What Ontario students will learn in new sex-ed classes (just in case you didn't want to be ignorant)
Ontario’s updated sex education curriculum will impact students from Grade 1 to Grade 12.
Published on Feb 23 2015
The Ontario government has unveiled the first update to the province’s sex education curriculum since 1998.
Premier Kathleen Wynne has vowed that the updated curriculum will be in place in public and Catholic schools this September.
“We’re very committed to this,” Wynne told reporters on Monday.
The changes will impact students from Grade 1 to Grade 12.
Students in Grade 1 will be taught the proper names for body parts – something child-abuse investigators have long urged.
They will also learn how to recognize non-verbal signals, such as facial expressions and tone of voice, to better communicate with others.
In Grade 2, students will learn about bodily changes and development, verbal and physical violence, and the concept that “no means no.”
Grade 3 students will learn about same-sex relationships, while the physical, emotional and social impacts of puberty will move from Grade 5 to Grade 4.
In Grade 5, students will continue learning about puberty, including menstruation and spermatogenesis, and how these processes relate to reproduction.
Students in Grade 6 will learn about masturbation and “gender expression.” They will also be educated on how to build healthy relationships and consent.
In Grades 7-8, students will learn about the dangers of “sexting.”
They will also discuss contraception, anal and oral sex, and ways to prevent pregnancy and sexually transmitted infections.
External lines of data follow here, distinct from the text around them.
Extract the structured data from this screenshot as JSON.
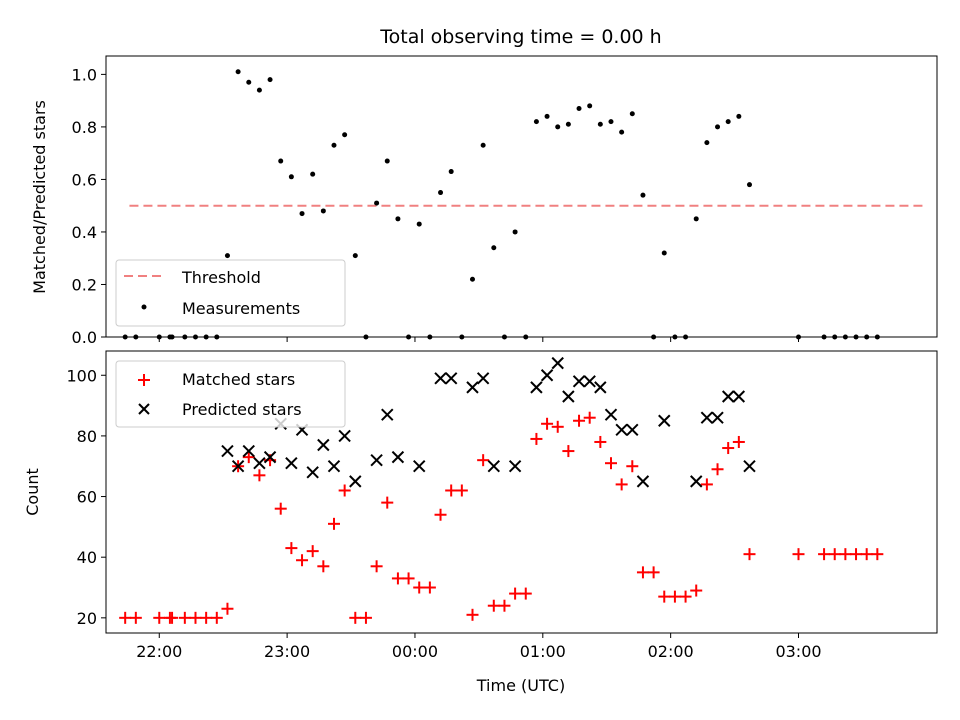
{
  "chart_data": [
    {
      "type": "scatter",
      "title": "Total observing time = 0.00 h",
      "ylabel": "Matched/Predicted stars",
      "xlabel": "",
      "xlim": [
        "21:35",
        "04:05"
      ],
      "ylim": [
        0,
        1.07
      ],
      "yticks": [
        0.0,
        0.2,
        0.4,
        0.6,
        0.8,
        1.0
      ],
      "ytick_labels": [
        "0.0",
        "0.2",
        "0.4",
        "0.6",
        "0.8",
        "1.0"
      ],
      "xticks": [
        "22:00",
        "23:00",
        "00:00",
        "01:00",
        "02:00",
        "03:00"
      ],
      "legend_position": "lower-left",
      "threshold": {
        "name": "Threshold",
        "color": "#f08080",
        "style": "dashed",
        "y": 0.5,
        "x_start": "21:46",
        "x_end": "03:59"
      },
      "series": [
        {
          "name": "Measurements",
          "color": "#000000",
          "points": [
            [
              "21:44",
              0
            ],
            [
              "21:49",
              0
            ],
            [
              "22:00",
              0
            ],
            [
              "22:05",
              0
            ],
            [
              "22:06",
              0
            ],
            [
              "22:12",
              0
            ],
            [
              "22:17",
              0
            ],
            [
              "22:22",
              0
            ],
            [
              "22:27",
              0
            ],
            [
              "22:32",
              0.31
            ],
            [
              "22:37",
              1.01
            ],
            [
              "22:42",
              0.97
            ],
            [
              "22:47",
              0.94
            ],
            [
              "22:52",
              0.98
            ],
            [
              "22:57",
              0.67
            ],
            [
              "23:02",
              0.61
            ],
            [
              "23:07",
              0.47
            ],
            [
              "23:12",
              0.62
            ],
            [
              "23:17",
              0.48
            ],
            [
              "23:22",
              0.73
            ],
            [
              "23:27",
              0.77
            ],
            [
              "23:32",
              0.31
            ],
            [
              "23:37",
              0
            ],
            [
              "23:42",
              0.51
            ],
            [
              "23:47",
              0.67
            ],
            [
              "23:52",
              0.45
            ],
            [
              "23:57",
              0
            ],
            [
              "00:02",
              0.43
            ],
            [
              "00:07",
              0
            ],
            [
              "00:12",
              0.55
            ],
            [
              "00:17",
              0.63
            ],
            [
              "00:22",
              0
            ],
            [
              "00:27",
              0.22
            ],
            [
              "00:32",
              0.73
            ],
            [
              "00:37",
              0.34
            ],
            [
              "00:42",
              0
            ],
            [
              "00:47",
              0.4
            ],
            [
              "00:52",
              0
            ],
            [
              "00:57",
              0.82
            ],
            [
              "01:02",
              0.84
            ],
            [
              "01:07",
              0.8
            ],
            [
              "01:12",
              0.81
            ],
            [
              "01:17",
              0.87
            ],
            [
              "01:22",
              0.88
            ],
            [
              "01:27",
              0.81
            ],
            [
              "01:32",
              0.82
            ],
            [
              "01:37",
              0.78
            ],
            [
              "01:42",
              0.85
            ],
            [
              "01:47",
              0.54
            ],
            [
              "01:52",
              0
            ],
            [
              "01:57",
              0.32
            ],
            [
              "02:02",
              0
            ],
            [
              "02:07",
              0
            ],
            [
              "02:12",
              0.45
            ],
            [
              "02:17",
              0.74
            ],
            [
              "02:22",
              0.8
            ],
            [
              "02:27",
              0.82
            ],
            [
              "02:32",
              0.84
            ],
            [
              "02:37",
              0.58
            ],
            [
              "03:00",
              0
            ],
            [
              "03:12",
              0
            ],
            [
              "03:17",
              0
            ],
            [
              "03:22",
              0
            ],
            [
              "03:27",
              0
            ],
            [
              "03:32",
              0
            ],
            [
              "03:37",
              0
            ]
          ]
        }
      ]
    },
    {
      "type": "scatter",
      "title": "",
      "ylabel": "Count",
      "xlabel": "Time (UTC)",
      "xlim": [
        "21:35",
        "04:05"
      ],
      "ylim": [
        15,
        108
      ],
      "yticks": [
        20,
        40,
        60,
        80,
        100
      ],
      "ytick_labels": [
        "20",
        "40",
        "60",
        "80",
        "100"
      ],
      "xticks": [
        "22:00",
        "23:00",
        "00:00",
        "01:00",
        "02:00",
        "03:00"
      ],
      "xtick_labels": [
        "22:00",
        "23:00",
        "00:00",
        "01:00",
        "02:00",
        "03:00"
      ],
      "legend_position": "upper-left",
      "series": [
        {
          "name": "Matched stars",
          "color": "#ff0000",
          "marker": "plus",
          "points": [
            [
              "21:44",
              20
            ],
            [
              "21:49",
              20
            ],
            [
              "22:00",
              20
            ],
            [
              "22:05",
              20
            ],
            [
              "22:06",
              20
            ],
            [
              "22:12",
              20
            ],
            [
              "22:17",
              20
            ],
            [
              "22:22",
              20
            ],
            [
              "22:27",
              20
            ],
            [
              "22:32",
              23
            ],
            [
              "22:37",
              70
            ],
            [
              "22:42",
              73
            ],
            [
              "22:47",
              67
            ],
            [
              "22:52",
              72
            ],
            [
              "22:57",
              56
            ],
            [
              "23:02",
              43
            ],
            [
              "23:07",
              39
            ],
            [
              "23:12",
              42
            ],
            [
              "23:17",
              37
            ],
            [
              "23:22",
              51
            ],
            [
              "23:27",
              62
            ],
            [
              "23:32",
              20
            ],
            [
              "23:37",
              20
            ],
            [
              "23:42",
              37
            ],
            [
              "23:47",
              58
            ],
            [
              "23:52",
              33
            ],
            [
              "23:57",
              33
            ],
            [
              "00:02",
              30
            ],
            [
              "00:07",
              30
            ],
            [
              "00:12",
              54
            ],
            [
              "00:17",
              62
            ],
            [
              "00:22",
              62
            ],
            [
              "00:27",
              21
            ],
            [
              "00:32",
              72
            ],
            [
              "00:37",
              24
            ],
            [
              "00:42",
              24
            ],
            [
              "00:47",
              28
            ],
            [
              "00:52",
              28
            ],
            [
              "00:57",
              79
            ],
            [
              "01:02",
              84
            ],
            [
              "01:07",
              83
            ],
            [
              "01:12",
              75
            ],
            [
              "01:17",
              85
            ],
            [
              "01:22",
              86
            ],
            [
              "01:27",
              78
            ],
            [
              "01:32",
              71
            ],
            [
              "01:37",
              64
            ],
            [
              "01:42",
              70
            ],
            [
              "01:47",
              35
            ],
            [
              "01:52",
              35
            ],
            [
              "01:57",
              27
            ],
            [
              "02:02",
              27
            ],
            [
              "02:07",
              27
            ],
            [
              "02:12",
              29
            ],
            [
              "02:17",
              64
            ],
            [
              "02:22",
              69
            ],
            [
              "02:27",
              76
            ],
            [
              "02:32",
              78
            ],
            [
              "02:37",
              41
            ],
            [
              "03:00",
              41
            ],
            [
              "03:12",
              41
            ],
            [
              "03:17",
              41
            ],
            [
              "03:22",
              41
            ],
            [
              "03:27",
              41
            ],
            [
              "03:32",
              41
            ],
            [
              "03:37",
              41
            ]
          ]
        },
        {
          "name": "Predicted stars",
          "color": "#000000",
          "marker": "x",
          "points": [
            [
              "22:32",
              75
            ],
            [
              "22:37",
              70
            ],
            [
              "22:42",
              75
            ],
            [
              "22:47",
              71
            ],
            [
              "22:52",
              73
            ],
            [
              "22:57",
              84
            ],
            [
              "23:02",
              71
            ],
            [
              "23:07",
              82
            ],
            [
              "23:12",
              68
            ],
            [
              "23:17",
              77
            ],
            [
              "23:22",
              70
            ],
            [
              "23:27",
              80
            ],
            [
              "23:32",
              65
            ],
            [
              "23:42",
              72
            ],
            [
              "23:47",
              87
            ],
            [
              "23:52",
              73
            ],
            [
              "00:02",
              70
            ],
            [
              "00:12",
              99
            ],
            [
              "00:17",
              99
            ],
            [
              "00:27",
              96
            ],
            [
              "00:32",
              99
            ],
            [
              "00:37",
              70
            ],
            [
              "00:47",
              70
            ],
            [
              "00:57",
              96
            ],
            [
              "01:02",
              100
            ],
            [
              "01:07",
              104
            ],
            [
              "01:12",
              93
            ],
            [
              "01:17",
              98
            ],
            [
              "01:22",
              98
            ],
            [
              "01:27",
              96
            ],
            [
              "01:32",
              87
            ],
            [
              "01:37",
              82
            ],
            [
              "01:42",
              82
            ],
            [
              "01:47",
              65
            ],
            [
              "01:57",
              85
            ],
            [
              "02:12",
              65
            ],
            [
              "02:17",
              86
            ],
            [
              "02:22",
              86
            ],
            [
              "02:27",
              93
            ],
            [
              "02:32",
              93
            ],
            [
              "02:37",
              70
            ]
          ]
        }
      ]
    }
  ]
}
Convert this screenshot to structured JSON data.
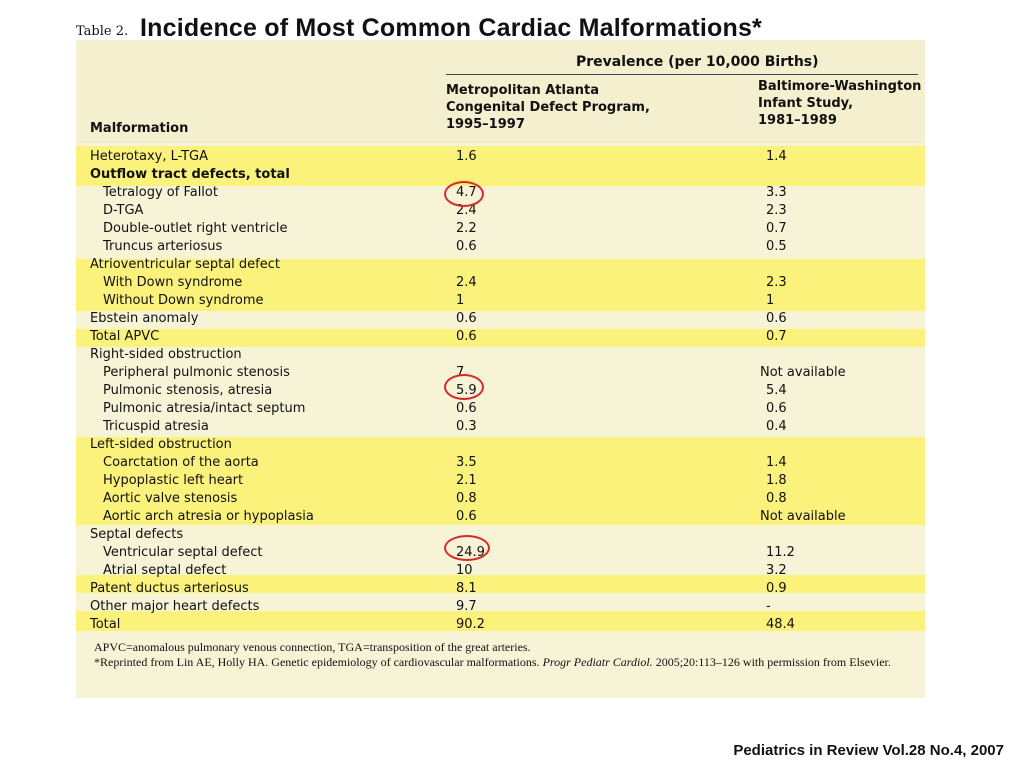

Teaching materials on mental health, previously relegated to older grades, will be introduced in
Grade 9. Grade 9 students will also explore gender identity, sexual orientation and the resources available for support.
In Grade 10, students will continue to learn what factors influence sexual decision-making, including personal values, peer and family expectations, and media messages.
Under the current sex education program,
Grades 9 and 10 students focus on promoting healthy sexuality, preventing sexually transmitted infections, and identifying the stages of sexuality.
Similarly to the existing program, students in
Grades 11 and 12 will focus on how to use decision-making skills to create healthy relationships.
They will also learn about reducing the stigma around mental illness, and taking proactive health measures.